It was late November of 1993 and I was finally going to get to be home for Christmas.
It had been several years since I had been back home. My family just accepted the fact that I was unable to leave my duties that I was committed to already.
Only one person knew that I was coming home and that was my sister.
It would be great to be able to see my mother and father and the rest of the family.
I have been stationed in Afghanistan for a few years now with my company. Not that I wanted to be over there but I made very good money and was almost ready to retire at the age of 30.
I had finally arranged to be home for two months in December and January. My flight was leaving Afghanistan early on the December 22 and I was due to arrive in Denver Colorado on the 23rd in the afternoon. My sister didn’t even know what plane or when I was coming home due to security concerns.
We took off and made the fight and the layovers and were on our final leg of the 11,000 plus kilometer flight. I was not far from Denver when the plane suddenly started shaking violently.
People were screaming and falling all over the place, I strapped in and held on. I could tell the plane was in a rapid descent. It would not be good if the pilot couldn’t bring the plane back under control; we would all most likely die.
It seemed like we were in that rapid descent for hours but in reality, it was only a few seconds. The pilot had gotten the plane back under control but we were still descending.
We were not out of the woods yet. I looked out the window to see where we were. It was in a mountainous region, but all I saw was trees, mountains, and snow.
My training kept me calm so I tried to calm the woman next to me. I held her hand and asked to her breathe in and out to calm her down.
I could tell we were still going down and I imagine it was going to be a crash landing.
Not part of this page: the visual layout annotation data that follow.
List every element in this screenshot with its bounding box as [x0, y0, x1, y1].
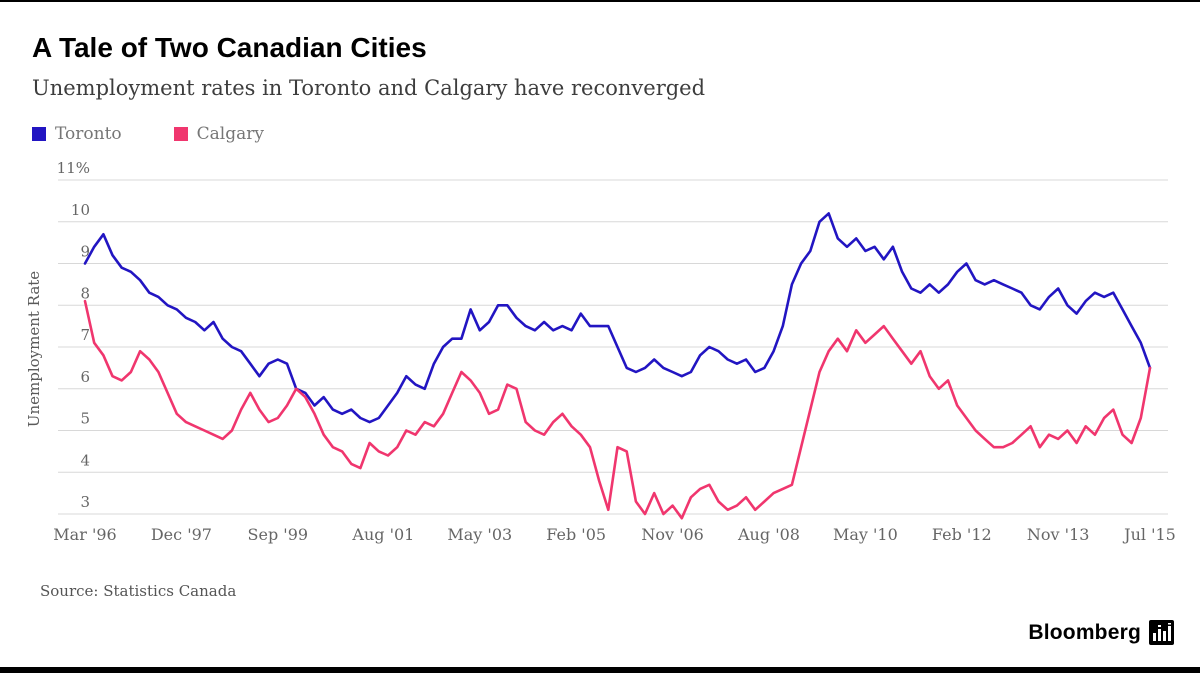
x-tick-label: Feb '12 [932, 525, 992, 544]
x-tick-label: Aug '01 [351, 525, 414, 544]
page-subtitle: Unemployment rates in Toronto and Calgar… [32, 76, 706, 100]
x-tick-label: Nov '06 [641, 525, 704, 544]
x-tick-label: Aug '08 [737, 525, 800, 544]
x-tick-label: Dec '97 [151, 525, 212, 544]
bloomberg-wordmark: Bloomberg [1028, 620, 1141, 644]
legend-item-toronto: Toronto [32, 124, 122, 144]
y-tick-label-7: 7 [80, 326, 90, 344]
line-chart: 3 4 5 6 7 8 9 10 11% Mar '96 Dec '97 Sep '99 Aug '01… [53, 159, 1176, 544]
source-note: Source: Statistics Canada [40, 582, 237, 600]
top-rule [0, 0, 1200, 2]
toronto-line [83, 212, 1152, 424]
y-tick-label-8: 8 [80, 284, 90, 302]
y-tick-label-10: 10 [71, 201, 90, 219]
x-tick-label: Mar '96 [53, 525, 116, 544]
bloomberg-logo: Bloomberg [1028, 620, 1174, 645]
page-title: A Tale of Two Canadian Cities [32, 32, 427, 63]
y-tick-label-4: 4 [80, 451, 90, 469]
y-tick-label-9: 9 [80, 243, 90, 261]
x-tick-label: Nov '13 [1027, 525, 1090, 544]
y-tick-label-11: 11% [57, 159, 90, 177]
legend: Toronto Calgary [32, 124, 264, 144]
legend-label-toronto: Toronto [55, 124, 122, 144]
legend-item-calgary: Calgary [173, 124, 264, 144]
bottom-rule [0, 667, 1200, 673]
legend-label-calgary: Calgary [196, 124, 264, 144]
x-tick-label: May '03 [447, 525, 512, 544]
y-tick-label-5: 5 [80, 410, 90, 428]
calgary-swatch-icon [173, 127, 188, 141]
x-tick-label: Jul '15 [1122, 525, 1176, 544]
y-tick-label-6: 6 [80, 368, 90, 386]
toronto-swatch-icon [32, 127, 46, 141]
x-tick-label: Sep '99 [248, 525, 309, 544]
y-tick-label-3: 3 [80, 493, 90, 511]
x-tick-label: Feb '05 [546, 525, 606, 544]
calgary-line [83, 299, 1152, 520]
bloomberg-chart-icon [1149, 620, 1174, 645]
x-tick-label: May '10 [833, 525, 898, 544]
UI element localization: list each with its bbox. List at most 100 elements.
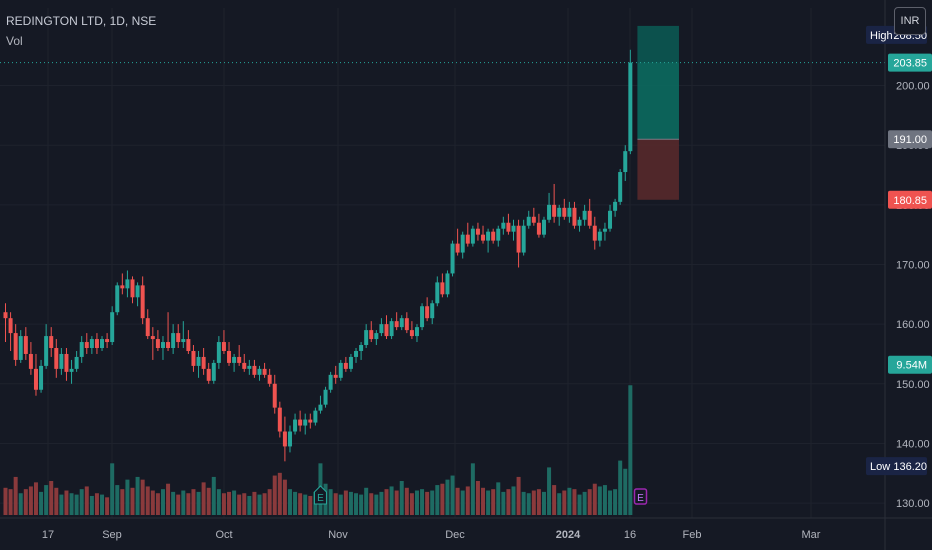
volume-bar (343, 490, 348, 515)
candle-body (135, 285, 140, 298)
candle (541, 216, 546, 238)
candle (506, 213, 511, 235)
candle (420, 303, 425, 331)
candle-body (394, 321, 399, 328)
candle (414, 324, 419, 343)
candle-body (496, 228, 501, 241)
volume-bar (216, 489, 221, 515)
volume-bar (348, 491, 353, 515)
candle (120, 273, 125, 295)
volume-bar (384, 489, 389, 515)
candle-body (8, 318, 13, 334)
candle (384, 315, 389, 340)
price-label-value: 203.85 (893, 58, 927, 70)
x-tick-label: 2024 (556, 529, 581, 541)
price-label-bg (866, 457, 927, 476)
candle (552, 183, 557, 223)
candle-body (59, 353, 64, 369)
candle-body (262, 368, 267, 375)
volume-bar (287, 489, 292, 515)
candle-body (13, 333, 18, 360)
candle (577, 216, 582, 232)
candle-body (323, 389, 328, 405)
candle-body (267, 374, 272, 384)
volume-bar (186, 493, 191, 515)
candle-body (369, 330, 374, 340)
volume-bar (267, 489, 272, 515)
candle (298, 410, 303, 432)
candle (369, 321, 374, 343)
candle-body (460, 234, 465, 253)
candle-body (577, 219, 582, 226)
volume-bar (201, 482, 206, 515)
volume-bar (206, 487, 211, 515)
volume-bar (460, 490, 465, 515)
candle-body (74, 356, 79, 369)
price-label-caption: High (870, 30, 893, 42)
volume-bar (100, 494, 105, 515)
currency-button[interactable]: INR (894, 7, 926, 35)
volume-bar (125, 479, 130, 515)
candle (399, 315, 404, 331)
candle (262, 362, 267, 378)
volume-bar (227, 491, 232, 515)
volume-bar (572, 489, 577, 515)
candle-body (328, 374, 333, 390)
candle-body (49, 336, 54, 348)
candle-body (404, 318, 409, 331)
candle (389, 318, 394, 340)
candle-body (628, 62, 633, 152)
candle (531, 207, 536, 226)
candle-body (608, 210, 613, 229)
earnings-marker-label: E (317, 493, 324, 504)
candle (572, 201, 577, 229)
candle (501, 216, 506, 235)
candle (623, 145, 628, 181)
volume-bar (160, 489, 165, 515)
candle (201, 348, 206, 375)
candle-body (313, 410, 318, 423)
candle-body (293, 419, 298, 432)
volume-bar (191, 489, 196, 515)
candle-body (206, 368, 211, 381)
candle (3, 303, 8, 343)
candle-body (348, 356, 353, 369)
volume-bar (516, 476, 521, 515)
volume-bar (354, 493, 359, 515)
volume-bar (435, 485, 440, 515)
candle (130, 276, 135, 304)
stop-zone (637, 139, 679, 200)
volume-bar (293, 491, 298, 515)
candle-body (562, 207, 567, 217)
candles[interactable] (3, 49, 633, 462)
candle-body (166, 342, 171, 348)
candle-body (425, 306, 430, 319)
candle (115, 282, 120, 316)
candle-body (23, 336, 28, 354)
x-tick-label: Sep (102, 529, 122, 541)
candle (221, 330, 226, 354)
x-tick-label: Nov (328, 529, 348, 541)
candle-body (287, 431, 292, 447)
candle-body (160, 342, 165, 348)
y-tick-label: 140.00 (896, 438, 930, 450)
candle-body (521, 225, 526, 253)
candle-body (125, 279, 130, 289)
volume-bar (272, 475, 277, 515)
candle-body (100, 339, 105, 348)
candle-body (110, 312, 115, 343)
volume-bar (389, 486, 394, 515)
candle-body (277, 407, 282, 432)
candle (374, 330, 379, 346)
volume-bar (196, 491, 201, 515)
candle-body (567, 207, 572, 217)
volume-bar (74, 494, 79, 515)
volume-bar (430, 490, 435, 515)
candle-body (242, 362, 247, 369)
price-label-bg (888, 130, 932, 149)
y-tick-label: 130.00 (896, 498, 930, 510)
price-label-entry: 191.00 (888, 130, 932, 149)
volume-bar (69, 493, 74, 515)
volume-bar (49, 481, 54, 515)
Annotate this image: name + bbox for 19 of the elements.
Hopefully, the plane didn’t explode on impact.
When the pilot finally realized he was not going to be able to save the plane he got on the plane’s intercom. He told everyone to hold on that we were going to crash and that he was doing everything he could possibly do.
Also, he said that the rescue people knew where we were and they were already coming to look for us. I looked out the window and saw we were close to the ground.
I thought at least it was snow-covered so it might be a softer crash which would allow some to survive. I hoped I was one of them.
As I braced myself for the crash that was about to happen. All I could think about was that I was glad that I inherited the gift of survival from my father and the military training I had. Because I was going to need it.